Campaigners Welcome Consultation On Indemnity But Say Proposals Will Not Deliver Justice For Patients

19 March 2013
Bridge the Gap campaigners have expressed relief that the government is finally set to strengthen regulation around insurance for dentists, but say it will not go far enough.

The Department of Health, on behalf of the four UK Health departments, has launched a consultation on legislation that would mean all regulated healthcare professionals – including dentists – will have to hold indemnity or insurance to practise. 

The UK wide consultation will run from 22 February to 17 May 2013.

The draft regulations will require all dental professionals to hold insurance or have indemnity arrangement as a condition of their registration with the relevant regulatory body. 
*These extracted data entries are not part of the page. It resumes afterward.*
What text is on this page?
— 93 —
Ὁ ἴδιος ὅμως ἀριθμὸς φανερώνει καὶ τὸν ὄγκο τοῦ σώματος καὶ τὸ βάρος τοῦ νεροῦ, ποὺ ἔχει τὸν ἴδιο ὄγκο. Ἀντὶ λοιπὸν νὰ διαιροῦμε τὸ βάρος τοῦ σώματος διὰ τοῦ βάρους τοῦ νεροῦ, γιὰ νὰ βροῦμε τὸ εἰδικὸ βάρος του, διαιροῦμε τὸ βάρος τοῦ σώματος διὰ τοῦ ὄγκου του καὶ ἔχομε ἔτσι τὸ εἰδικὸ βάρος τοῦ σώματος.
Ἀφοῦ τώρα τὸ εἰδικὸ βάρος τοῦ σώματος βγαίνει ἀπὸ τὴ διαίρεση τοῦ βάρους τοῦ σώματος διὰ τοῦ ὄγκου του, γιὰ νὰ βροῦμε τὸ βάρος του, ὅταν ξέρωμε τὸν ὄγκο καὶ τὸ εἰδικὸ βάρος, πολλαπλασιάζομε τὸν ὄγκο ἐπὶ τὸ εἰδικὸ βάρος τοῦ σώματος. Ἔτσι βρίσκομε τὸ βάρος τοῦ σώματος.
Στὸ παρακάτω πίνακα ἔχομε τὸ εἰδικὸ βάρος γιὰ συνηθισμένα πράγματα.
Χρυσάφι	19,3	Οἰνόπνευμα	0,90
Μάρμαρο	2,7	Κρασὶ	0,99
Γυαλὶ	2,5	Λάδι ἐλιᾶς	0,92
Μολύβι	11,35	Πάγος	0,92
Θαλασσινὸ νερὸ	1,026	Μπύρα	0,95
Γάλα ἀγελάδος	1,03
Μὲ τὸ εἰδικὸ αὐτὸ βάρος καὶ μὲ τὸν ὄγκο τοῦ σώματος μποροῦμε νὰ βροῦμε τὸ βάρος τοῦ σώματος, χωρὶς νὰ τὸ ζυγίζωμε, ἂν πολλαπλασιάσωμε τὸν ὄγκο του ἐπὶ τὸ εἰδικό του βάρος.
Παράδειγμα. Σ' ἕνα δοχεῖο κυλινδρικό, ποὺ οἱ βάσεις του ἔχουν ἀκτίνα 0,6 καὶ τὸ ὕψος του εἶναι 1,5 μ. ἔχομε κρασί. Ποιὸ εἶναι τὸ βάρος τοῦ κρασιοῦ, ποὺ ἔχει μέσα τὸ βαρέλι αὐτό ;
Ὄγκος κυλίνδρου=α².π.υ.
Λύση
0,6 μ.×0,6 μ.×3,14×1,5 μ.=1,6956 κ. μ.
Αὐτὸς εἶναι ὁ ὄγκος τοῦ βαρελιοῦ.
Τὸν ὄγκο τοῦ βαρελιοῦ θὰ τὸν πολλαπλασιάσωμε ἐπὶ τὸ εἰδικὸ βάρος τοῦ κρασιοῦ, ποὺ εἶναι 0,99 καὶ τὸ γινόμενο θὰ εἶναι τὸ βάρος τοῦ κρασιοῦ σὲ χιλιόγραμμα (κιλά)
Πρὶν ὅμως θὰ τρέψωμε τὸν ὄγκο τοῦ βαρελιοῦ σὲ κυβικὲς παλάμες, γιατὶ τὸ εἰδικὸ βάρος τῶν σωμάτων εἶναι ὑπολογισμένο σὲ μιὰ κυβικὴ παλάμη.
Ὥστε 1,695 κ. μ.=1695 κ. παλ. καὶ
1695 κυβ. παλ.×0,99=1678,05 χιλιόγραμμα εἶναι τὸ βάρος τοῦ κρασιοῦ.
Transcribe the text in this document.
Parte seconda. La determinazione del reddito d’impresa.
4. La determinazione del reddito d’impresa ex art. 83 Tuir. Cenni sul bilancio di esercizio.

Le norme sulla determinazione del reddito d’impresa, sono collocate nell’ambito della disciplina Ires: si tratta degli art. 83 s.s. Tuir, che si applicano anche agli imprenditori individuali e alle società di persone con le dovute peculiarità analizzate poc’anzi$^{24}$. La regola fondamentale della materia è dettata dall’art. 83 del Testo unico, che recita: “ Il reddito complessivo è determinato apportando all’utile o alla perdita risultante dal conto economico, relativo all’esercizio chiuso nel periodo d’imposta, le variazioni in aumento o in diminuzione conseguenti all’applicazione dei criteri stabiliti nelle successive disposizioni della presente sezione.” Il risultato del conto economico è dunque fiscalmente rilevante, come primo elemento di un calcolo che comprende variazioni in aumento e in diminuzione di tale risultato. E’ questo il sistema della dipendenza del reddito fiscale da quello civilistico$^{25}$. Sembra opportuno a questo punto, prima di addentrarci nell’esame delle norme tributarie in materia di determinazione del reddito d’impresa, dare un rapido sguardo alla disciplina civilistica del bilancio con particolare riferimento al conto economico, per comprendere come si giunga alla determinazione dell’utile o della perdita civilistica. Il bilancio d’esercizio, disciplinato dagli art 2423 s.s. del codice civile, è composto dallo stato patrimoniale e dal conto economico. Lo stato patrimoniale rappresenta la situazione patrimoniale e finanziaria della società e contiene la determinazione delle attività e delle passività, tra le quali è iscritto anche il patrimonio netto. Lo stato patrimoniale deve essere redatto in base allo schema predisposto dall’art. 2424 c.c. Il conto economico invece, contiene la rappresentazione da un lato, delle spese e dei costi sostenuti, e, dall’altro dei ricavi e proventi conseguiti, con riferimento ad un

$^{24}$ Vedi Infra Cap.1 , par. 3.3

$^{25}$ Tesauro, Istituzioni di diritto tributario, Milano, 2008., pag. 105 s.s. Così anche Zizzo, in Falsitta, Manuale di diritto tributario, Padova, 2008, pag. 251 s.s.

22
The vast majority of regulated healthcare professionals are in receipt of cover through their employers’ liability or via a professional body which offers an indemnity arrangement as a benefit of membership. 

However dentists, the vast majority of which are self-employed, have been individually responsible for ensuring appropriate cover is in place for all the work they undertake. The draft legislation will state that unless dentists can demonstrate that such arrangements are made they will be unable to be registered as healthcare professionals and so be unable to practise.

Chris Dean, spokesperson for the Bridge the Gap campaign, said: “This is good news for dental patients in the UK who will be better protected if this legislation is passed. The loophole which allows dentists to get away with not putting in place suitable indemnity cover will be finally closed.

“But unfortunately it goes nowhere near far enough in tackling the existing serious disregard for patients currently demonstrated by some indemnity providers. Unfortunately despite having been paid to provide insurance for dental negligence, some Insurers refuse to engage with dental patients who may have a justified case. These insurers use the excuse of a lack of instruction from the dentist in question, but this is of no help to the injured patients .”

The Department of Health has also given no indication in the consultation that information about indemnity provision for all 39,000 practising dentists in the UK will be in the public domain.

Chris again: “At the moment nobody knows which insurance company a dentist is insured with and when asked indemnity providers often choose not to tell patients, citing the Data Protection Act. The secrecy about insurance is not even under discussion in this consultation, which is very disappointing.”

Bridge the Gap campaigners are expected to contribute to the consultation and raise these issues.

They believe the problems are affecting increasing numbers of patients each year, but information is sketchy at best from the General Dental Council. (GDC).

Chris again: “The dental regulator does not routinely analyse the outcomes of its disciplinary proceedings, but we know that the GDC concluded 530 hearings and determinations between 2005 and 2012.

“Of those, 128 of the hearings involved dentists who either failed to co-operate with the formal proceedings and/or were found to have no professional liability cover while practising. 
 
“We think this is likely to be a very significant under-estimate of the total size of the problem as the GDC does not ask registrant dentists to show evidence of professional liability cover until a complaint is made. 

Based on the GDC figure of 128 dentists, taking the average dental patient list size as c 1750 patients the Bridge the Gap campaign estimates that approximately 224,000 dental patients have been at risk of being unable to bring a successful legal claim in the event of negligence since 2005.

Chris concluded: “We will be pressing the Department of Health for further consideration of issues beyond simply having indemnity cover at the start of registration period – namely the lack of public record and the failure of co-operation by insurance providers. Sadly dental patients will still be left high and dry if these proposals become law.”